Wednesday, February 11, 2009

FYI, From Our Brothers And Sisters At FedEx Mechanics For Teamsters

Return of bill heightens union threat to FedEx

FedEx this week faces the return of a bill that could escalate a lobbying war with organised labour and rival United Parcel Service.

US congressmen plan to reintroduce legislation this week that would authorise funding for the country’s aviation regulator, containing a provision that targets only one company, FedEx, and its ability to keep more of its express delivery employees from organising.

If the bill succeeds, the provision would strip the company’s express delivery division of its rights to bargain under the Railway Labor Act, meaning the company could no longer block FedEx Express workers from organising at a local level.

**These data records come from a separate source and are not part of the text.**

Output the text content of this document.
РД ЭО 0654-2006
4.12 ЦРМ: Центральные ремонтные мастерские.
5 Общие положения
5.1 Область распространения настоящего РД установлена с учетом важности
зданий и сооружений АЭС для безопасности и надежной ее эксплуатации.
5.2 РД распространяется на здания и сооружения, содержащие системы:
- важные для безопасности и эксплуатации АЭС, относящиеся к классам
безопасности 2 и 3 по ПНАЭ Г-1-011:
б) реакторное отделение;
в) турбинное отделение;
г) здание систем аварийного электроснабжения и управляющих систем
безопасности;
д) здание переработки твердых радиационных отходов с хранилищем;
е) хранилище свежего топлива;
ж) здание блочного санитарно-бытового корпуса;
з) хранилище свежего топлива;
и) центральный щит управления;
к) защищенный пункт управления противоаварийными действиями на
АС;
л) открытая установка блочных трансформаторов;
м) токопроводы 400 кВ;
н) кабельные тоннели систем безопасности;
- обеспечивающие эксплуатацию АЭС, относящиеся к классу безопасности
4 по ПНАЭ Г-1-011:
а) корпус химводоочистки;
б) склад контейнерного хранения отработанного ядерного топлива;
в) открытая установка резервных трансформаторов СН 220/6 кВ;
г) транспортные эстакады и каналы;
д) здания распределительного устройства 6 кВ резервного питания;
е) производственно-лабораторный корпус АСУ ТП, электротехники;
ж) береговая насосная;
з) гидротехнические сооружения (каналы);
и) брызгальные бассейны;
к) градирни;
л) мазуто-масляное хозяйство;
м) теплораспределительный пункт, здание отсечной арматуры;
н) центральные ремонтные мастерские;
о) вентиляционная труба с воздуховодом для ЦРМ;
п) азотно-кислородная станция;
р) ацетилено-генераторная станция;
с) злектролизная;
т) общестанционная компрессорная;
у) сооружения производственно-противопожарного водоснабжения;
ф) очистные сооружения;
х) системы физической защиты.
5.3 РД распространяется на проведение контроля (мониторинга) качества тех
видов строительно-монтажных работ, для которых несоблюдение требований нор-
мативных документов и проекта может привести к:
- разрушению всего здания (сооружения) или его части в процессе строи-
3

Such a reversal would leave the business more susceptible to strikes and could drive up labour costs.

FedEx argues that local labour actions could disrupt its air and ground delivery network and, in turn, the country’s economy.

United Parcel Service, founded as a ground-based courier, has not enjoyed the same treatment as FedEx, because the original exemption covers railways and airlines. FedEx was founded as an airline.

UPS has been pushing for the exemption to be scrapped for many years.

A similar bill passed the US House in 2007 but failed to come before a vote in the Senate, leading Congress to extend the life of an existing Federal Aviation Authority Reauthorisation law, which sets policy on FAA funds and how the agency may tax air carriers for two years.

The current extension expires at the end of March.

Jim Oberstar, a Minnesota Democrat who chairs the House transportation and infrastructure committee, will unveil the bill before Wednesday’s scheduled hearing, a committee spokesman said.

Some analysts and investors predict that the FedEx provision stands a better chance of surviving during the current Congress, and with a Democrat in the White House.

“With the exception of the pilots’ union, FedEx has been very successful at holding off unions,” Tom Wadewitz, a JPMorgan Chase analyst, wrote in a November note to clients.

“We believe the risk of unionisation would increase significantly if FedEx Express was moved out of [the Railway Labour Act]”.

FedEx has argued that the express business fits the description of the kind of integrated transportation system Congress sought to protect from disruption, and points to a US circuit court decision that supports its case.

“It is extremely bad public policy,” Fred Smith, FedEx’s chief executive, said in December.

“FedEx Express has been a Railway Labor Act carrier since its inception. It was one of the key elements in the formation of the company.

“We would hope that that provision would not see the light of day.”

FedEx said on Monday it would cut about 900 jobs at 130 facilities, citing unprecedented economic conditions and aggressive pricing by carriers.